Prior to the enactment of the Tort Claims Act the Highway Commission, as an agency or instrumentality of the State, enjoyed immunity to liability for injury or loss caused by the negligence of its employees. Even so, then as now, an employee of such agency was personally liable for his own actionable negligence. Miller v. Jones, 224 N.C. 783, 32 S.E. 2d 594; Hansley v. Tilton, 234 N.C. 3, 65 S.E. 2d 300; Smith v. Hefner, 235 N.C. 1, 7, 68 S.E. 2d 783. The Tort Claims Act, waiving governmental immunity to that extent, permitted recovery against the State agency as therein provided. Alliance Co. v. State Hospital, 241 N.C. 329, 85 S.E. 2d 386. The obvious intention of the General Assembly in enacting the Tort Claims Act was to enlarge the rights and remedies of a person injured by the actionable negligence of an employee of a State agency while acting in the course of his employment.

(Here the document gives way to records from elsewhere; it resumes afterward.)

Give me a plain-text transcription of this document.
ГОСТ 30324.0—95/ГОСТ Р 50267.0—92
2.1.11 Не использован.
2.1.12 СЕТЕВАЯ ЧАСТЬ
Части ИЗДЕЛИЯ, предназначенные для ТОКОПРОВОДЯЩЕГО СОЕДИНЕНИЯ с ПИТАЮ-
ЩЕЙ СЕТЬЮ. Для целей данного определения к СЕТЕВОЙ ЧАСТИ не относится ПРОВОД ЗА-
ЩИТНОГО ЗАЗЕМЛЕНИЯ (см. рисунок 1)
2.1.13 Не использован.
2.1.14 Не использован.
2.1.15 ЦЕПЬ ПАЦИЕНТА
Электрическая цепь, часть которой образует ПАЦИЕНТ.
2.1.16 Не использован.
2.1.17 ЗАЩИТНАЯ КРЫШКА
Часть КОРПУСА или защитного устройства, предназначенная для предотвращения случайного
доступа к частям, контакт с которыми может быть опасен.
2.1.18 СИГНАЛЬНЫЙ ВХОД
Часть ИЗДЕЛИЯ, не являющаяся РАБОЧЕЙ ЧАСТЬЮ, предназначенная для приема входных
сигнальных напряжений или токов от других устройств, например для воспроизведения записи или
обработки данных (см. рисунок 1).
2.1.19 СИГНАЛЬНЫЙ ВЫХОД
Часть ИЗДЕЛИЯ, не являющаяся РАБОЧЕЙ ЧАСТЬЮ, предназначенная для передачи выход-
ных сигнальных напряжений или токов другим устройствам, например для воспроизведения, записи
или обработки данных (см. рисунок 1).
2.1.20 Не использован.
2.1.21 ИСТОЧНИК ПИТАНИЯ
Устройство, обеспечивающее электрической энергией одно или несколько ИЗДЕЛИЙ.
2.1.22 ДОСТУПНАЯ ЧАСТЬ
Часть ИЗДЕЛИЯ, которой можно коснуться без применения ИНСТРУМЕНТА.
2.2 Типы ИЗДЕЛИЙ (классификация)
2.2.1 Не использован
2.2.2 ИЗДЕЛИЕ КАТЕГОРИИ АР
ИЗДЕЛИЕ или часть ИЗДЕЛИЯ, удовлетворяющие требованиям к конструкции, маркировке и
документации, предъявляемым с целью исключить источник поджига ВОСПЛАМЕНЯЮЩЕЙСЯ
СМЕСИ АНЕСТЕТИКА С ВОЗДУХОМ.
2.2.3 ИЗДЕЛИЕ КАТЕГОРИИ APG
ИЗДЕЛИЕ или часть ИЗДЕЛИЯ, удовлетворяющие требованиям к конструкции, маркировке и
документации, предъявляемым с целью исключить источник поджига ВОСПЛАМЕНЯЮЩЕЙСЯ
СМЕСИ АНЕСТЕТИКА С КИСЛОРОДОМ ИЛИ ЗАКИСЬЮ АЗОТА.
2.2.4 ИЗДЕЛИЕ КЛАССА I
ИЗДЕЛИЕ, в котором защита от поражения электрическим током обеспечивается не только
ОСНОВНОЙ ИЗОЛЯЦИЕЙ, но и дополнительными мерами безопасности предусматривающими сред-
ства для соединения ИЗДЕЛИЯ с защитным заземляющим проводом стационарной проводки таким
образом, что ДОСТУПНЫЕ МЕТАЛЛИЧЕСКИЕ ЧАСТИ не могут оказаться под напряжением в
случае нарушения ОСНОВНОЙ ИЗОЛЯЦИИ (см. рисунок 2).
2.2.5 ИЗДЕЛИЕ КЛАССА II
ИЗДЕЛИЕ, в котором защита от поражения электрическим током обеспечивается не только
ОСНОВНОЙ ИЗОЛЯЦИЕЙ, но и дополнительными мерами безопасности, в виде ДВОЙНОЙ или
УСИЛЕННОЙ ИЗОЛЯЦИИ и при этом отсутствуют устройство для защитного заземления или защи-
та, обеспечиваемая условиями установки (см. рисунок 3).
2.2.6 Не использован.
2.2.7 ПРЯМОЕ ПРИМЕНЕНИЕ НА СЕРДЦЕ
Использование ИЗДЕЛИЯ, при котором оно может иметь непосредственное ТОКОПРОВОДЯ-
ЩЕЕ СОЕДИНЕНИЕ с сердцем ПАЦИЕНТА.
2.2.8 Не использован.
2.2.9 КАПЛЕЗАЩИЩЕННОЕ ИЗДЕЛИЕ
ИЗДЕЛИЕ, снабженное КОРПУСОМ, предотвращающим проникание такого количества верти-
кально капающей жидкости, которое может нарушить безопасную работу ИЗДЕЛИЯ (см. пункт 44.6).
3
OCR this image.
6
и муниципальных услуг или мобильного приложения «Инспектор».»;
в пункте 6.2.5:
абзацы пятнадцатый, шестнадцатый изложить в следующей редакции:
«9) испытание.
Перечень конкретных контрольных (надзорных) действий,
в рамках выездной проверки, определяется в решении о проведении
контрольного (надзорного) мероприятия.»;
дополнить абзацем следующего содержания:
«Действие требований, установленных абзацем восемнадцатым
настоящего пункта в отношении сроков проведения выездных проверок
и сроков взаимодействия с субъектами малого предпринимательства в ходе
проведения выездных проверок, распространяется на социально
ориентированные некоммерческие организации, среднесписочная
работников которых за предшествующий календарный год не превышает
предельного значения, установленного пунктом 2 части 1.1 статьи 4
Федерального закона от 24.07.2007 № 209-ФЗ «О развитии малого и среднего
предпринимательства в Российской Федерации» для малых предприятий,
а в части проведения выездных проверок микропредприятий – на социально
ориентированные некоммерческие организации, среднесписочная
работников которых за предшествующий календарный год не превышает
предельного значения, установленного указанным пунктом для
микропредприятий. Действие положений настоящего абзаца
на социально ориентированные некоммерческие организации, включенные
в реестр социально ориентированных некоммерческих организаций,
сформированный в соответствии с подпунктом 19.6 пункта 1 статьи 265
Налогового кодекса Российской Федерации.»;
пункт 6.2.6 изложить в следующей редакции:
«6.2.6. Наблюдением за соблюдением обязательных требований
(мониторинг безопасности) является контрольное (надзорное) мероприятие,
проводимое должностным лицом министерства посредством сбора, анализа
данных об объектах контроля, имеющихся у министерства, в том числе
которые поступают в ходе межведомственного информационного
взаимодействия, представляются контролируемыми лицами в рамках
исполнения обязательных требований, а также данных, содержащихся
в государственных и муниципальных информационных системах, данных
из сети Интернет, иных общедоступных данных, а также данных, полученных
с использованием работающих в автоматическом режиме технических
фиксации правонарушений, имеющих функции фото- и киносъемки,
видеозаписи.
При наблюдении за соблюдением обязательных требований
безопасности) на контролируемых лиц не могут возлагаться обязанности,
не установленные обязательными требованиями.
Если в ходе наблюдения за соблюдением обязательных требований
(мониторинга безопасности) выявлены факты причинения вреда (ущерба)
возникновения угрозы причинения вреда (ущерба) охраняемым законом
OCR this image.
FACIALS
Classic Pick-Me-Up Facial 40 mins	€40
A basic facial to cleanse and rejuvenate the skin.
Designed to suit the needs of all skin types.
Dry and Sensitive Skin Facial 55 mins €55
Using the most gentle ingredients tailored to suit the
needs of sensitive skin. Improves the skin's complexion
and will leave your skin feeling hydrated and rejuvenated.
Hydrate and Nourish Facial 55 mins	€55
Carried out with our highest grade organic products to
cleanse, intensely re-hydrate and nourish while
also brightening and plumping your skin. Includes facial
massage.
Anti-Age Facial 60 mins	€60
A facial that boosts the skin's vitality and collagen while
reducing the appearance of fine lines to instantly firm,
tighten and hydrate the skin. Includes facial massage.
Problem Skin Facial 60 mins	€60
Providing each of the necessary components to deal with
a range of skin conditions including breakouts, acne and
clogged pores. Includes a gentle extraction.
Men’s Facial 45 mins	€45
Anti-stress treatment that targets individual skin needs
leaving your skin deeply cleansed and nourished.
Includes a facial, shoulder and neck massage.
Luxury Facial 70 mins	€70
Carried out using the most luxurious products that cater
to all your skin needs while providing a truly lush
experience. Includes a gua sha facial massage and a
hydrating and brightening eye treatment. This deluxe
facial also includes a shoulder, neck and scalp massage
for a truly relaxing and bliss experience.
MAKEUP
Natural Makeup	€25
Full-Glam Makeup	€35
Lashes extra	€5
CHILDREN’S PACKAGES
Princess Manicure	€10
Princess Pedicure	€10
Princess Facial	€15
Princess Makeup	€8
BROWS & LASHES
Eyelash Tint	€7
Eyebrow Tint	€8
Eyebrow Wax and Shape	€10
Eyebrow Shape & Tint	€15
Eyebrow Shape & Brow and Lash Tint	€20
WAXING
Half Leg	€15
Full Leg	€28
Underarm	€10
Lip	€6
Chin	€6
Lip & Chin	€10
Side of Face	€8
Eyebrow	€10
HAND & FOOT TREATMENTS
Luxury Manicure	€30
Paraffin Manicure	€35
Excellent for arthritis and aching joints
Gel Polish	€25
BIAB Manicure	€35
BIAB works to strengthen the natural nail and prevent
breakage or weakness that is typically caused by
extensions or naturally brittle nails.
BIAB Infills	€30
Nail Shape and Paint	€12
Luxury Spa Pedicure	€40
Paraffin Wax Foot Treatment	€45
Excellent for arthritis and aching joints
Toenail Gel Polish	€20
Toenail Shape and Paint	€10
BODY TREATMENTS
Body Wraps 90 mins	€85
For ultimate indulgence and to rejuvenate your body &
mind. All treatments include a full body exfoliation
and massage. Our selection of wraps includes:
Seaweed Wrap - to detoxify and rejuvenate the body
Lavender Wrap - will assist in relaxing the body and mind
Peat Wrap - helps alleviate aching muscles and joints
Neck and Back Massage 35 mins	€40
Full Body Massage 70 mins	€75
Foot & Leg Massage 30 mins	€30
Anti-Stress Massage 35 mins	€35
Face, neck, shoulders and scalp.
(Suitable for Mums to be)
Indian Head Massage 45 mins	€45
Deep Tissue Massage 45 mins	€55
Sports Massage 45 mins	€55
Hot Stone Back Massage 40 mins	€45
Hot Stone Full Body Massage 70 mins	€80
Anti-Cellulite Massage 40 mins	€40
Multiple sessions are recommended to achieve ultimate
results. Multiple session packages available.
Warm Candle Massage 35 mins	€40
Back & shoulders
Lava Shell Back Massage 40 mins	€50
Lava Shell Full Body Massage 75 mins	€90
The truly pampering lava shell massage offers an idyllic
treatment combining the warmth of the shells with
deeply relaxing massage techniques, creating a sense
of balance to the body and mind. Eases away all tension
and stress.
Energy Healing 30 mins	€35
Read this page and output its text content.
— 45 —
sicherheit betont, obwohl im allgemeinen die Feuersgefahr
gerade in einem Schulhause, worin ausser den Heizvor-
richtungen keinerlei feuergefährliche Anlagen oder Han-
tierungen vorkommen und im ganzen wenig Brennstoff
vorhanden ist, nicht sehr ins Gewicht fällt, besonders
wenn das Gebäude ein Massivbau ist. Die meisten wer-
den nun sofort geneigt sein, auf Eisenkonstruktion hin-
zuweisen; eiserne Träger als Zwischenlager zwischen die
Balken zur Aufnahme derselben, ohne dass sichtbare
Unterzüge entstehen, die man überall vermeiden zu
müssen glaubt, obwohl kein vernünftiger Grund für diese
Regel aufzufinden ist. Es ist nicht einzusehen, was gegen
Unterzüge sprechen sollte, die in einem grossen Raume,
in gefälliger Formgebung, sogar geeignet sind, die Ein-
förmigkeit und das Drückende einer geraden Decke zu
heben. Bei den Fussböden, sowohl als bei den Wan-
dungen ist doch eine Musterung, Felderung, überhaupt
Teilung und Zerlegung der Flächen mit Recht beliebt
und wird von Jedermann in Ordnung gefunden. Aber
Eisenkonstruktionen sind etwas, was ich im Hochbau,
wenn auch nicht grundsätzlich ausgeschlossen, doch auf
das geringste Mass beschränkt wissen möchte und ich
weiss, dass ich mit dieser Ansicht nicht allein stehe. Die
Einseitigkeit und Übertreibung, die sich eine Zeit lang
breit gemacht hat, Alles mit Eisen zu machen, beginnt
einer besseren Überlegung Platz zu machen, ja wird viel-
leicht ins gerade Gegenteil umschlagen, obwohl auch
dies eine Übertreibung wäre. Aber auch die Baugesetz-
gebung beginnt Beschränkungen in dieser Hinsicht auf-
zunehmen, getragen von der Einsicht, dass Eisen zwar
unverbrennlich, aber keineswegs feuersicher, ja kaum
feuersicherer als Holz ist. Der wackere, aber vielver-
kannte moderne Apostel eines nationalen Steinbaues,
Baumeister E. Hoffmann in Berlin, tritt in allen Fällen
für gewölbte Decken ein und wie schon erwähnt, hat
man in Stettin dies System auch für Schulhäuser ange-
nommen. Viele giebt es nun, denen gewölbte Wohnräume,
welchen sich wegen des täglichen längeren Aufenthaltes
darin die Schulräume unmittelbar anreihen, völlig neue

“The whole doctrine of election is based on the theory that there are inconsistent rights or remedies of which a party may avail himself, and a choice of one is held to be an election not to pursue the other.” Quoted by Hoke, J. (later C.J.), in Machine Co. v. Owings, 140 N.C. 503, 53 S.E. 345, this statement expresses succinctly the well established rule in this jurisdiction. Surratt v. Insurance Agency, 244 N.C. 121, 93 S.E. 2d 72, and cases cited; Thomas v. College, 248 N.C. 609, 616, 104 S.E. 2d 175.

There is no inconsistency in respect of plaintiff’s claims against the Highway Commission and their actions against Braeey. Both are grounded on the actionable negligence of Braeey. The remedies available to plaintiffs are not inconsistent. On the contrary, they are cumulative and consistent. Moreover, no sound reason appears why the filing of said claims should be considered a waiver or estoppel of *509plaintiffs’ rights to institute the present actions. Lienee, defendant’s pleas in bar were properly overruled.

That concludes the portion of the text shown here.